Free camping at Bendeela
27.11.2012 - 29.11.2012 24 °C
Kangaroo Valley, situated 160 km south of Sydney, is described by many as the most beautiful valley in Australia and we had to see it for ourselves. It was not on our original travel plan but a fellow traveler highly recommended it. It features rich green pastures, sparkling creeks and rivers and a lush rainforest, all surrounded by an amazing amphitheater of high sandstone escarpments.
Much of Kangaroo Valley falls within the boundaries of Morton National Park, one of the largest parks in NSW. On the way from the Blue Mountains we stopped at Fitzroy Falls that is in Morton National Park and had lunch there. Flowing through the national park is Yarrunga Creek, which drops 81 meters to the floor of the valley below and eventually makes its way to the Kangaroo River.
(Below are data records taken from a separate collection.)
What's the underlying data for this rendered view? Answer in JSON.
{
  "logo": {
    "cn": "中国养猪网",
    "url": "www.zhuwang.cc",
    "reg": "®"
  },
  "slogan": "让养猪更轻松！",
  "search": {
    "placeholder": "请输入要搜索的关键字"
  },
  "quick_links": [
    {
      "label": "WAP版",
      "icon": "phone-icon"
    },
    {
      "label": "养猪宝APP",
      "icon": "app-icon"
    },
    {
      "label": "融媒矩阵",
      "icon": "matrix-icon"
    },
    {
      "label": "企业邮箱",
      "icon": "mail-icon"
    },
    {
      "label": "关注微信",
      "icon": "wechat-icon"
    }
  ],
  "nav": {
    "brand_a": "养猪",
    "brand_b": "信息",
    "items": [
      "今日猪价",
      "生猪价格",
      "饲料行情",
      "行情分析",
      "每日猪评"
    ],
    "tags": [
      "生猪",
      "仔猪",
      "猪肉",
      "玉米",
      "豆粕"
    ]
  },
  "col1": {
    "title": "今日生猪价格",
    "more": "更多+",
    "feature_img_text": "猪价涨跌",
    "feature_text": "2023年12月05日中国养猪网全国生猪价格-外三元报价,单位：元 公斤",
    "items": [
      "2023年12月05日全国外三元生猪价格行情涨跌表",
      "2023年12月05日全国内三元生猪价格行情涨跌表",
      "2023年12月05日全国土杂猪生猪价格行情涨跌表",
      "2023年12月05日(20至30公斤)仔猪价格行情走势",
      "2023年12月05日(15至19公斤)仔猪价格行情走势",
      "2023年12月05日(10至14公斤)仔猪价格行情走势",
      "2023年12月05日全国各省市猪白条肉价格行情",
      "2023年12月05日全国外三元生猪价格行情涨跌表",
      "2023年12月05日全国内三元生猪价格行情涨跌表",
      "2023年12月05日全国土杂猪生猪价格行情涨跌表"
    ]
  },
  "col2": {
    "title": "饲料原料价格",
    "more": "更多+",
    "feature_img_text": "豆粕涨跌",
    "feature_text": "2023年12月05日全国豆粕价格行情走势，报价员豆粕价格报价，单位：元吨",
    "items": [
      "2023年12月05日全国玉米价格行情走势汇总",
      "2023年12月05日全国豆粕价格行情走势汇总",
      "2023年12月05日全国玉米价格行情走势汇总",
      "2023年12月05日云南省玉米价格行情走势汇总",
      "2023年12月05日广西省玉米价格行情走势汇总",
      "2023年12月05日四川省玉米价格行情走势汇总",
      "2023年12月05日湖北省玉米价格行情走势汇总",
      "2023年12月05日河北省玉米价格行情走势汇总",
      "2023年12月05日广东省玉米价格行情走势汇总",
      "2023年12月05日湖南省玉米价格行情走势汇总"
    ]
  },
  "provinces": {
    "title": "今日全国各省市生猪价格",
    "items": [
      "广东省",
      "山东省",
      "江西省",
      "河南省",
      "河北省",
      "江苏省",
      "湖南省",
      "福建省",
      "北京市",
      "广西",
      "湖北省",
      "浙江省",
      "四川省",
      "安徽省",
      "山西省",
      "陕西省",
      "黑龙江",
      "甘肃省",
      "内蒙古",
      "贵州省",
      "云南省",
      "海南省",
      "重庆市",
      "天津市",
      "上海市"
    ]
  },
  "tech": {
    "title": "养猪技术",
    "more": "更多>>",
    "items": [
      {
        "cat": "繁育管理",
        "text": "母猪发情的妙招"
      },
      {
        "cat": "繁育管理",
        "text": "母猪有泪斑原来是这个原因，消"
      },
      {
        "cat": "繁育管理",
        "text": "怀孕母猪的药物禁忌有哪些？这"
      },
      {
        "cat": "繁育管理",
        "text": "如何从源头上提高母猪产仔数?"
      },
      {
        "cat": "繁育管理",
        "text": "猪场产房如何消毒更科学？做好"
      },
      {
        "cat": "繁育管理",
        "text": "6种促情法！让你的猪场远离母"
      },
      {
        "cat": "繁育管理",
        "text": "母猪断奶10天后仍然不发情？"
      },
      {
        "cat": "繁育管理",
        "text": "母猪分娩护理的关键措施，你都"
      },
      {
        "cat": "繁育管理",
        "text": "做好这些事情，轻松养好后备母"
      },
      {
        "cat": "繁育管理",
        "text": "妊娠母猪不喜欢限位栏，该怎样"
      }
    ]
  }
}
The tiny town of Kangaroo Valley (population 320) is so hidden that you wouldn't know it existed unless you went looking for it. The town has some quaint buildings and the Hampden bridge outside town was completed in 1898 and is one of the first suspension bridges built in Australia. We decided to go bush again and free camped outside town at Bendeela which is on the banks of the Kangaroo River arm of Lake Yarrunga and frequented by many ducks, kangaroos and wombats. It was our first sighting of wombats in the wild and we were surprised by their size. The males are bigger than a Bull Terrier and they produce huge, cubic scats (poo). They were grazing and scatting around and under our vehicles all night.
The first recorded sighting by a European of Kangaroo Valley was in April of 1812, by surveyor-explorer George Evans, returning north from his exploration of Jervis Bay. He overnighted on top of Mt. Tapitallee from where he claimed he had a view "no painter could beautify."
We can agree that Kangaroo Valley is one of the most beautiful valleys we have seen in Australia. We are now back on the east coast, camping in the Booderee National Park at Jervis Bay.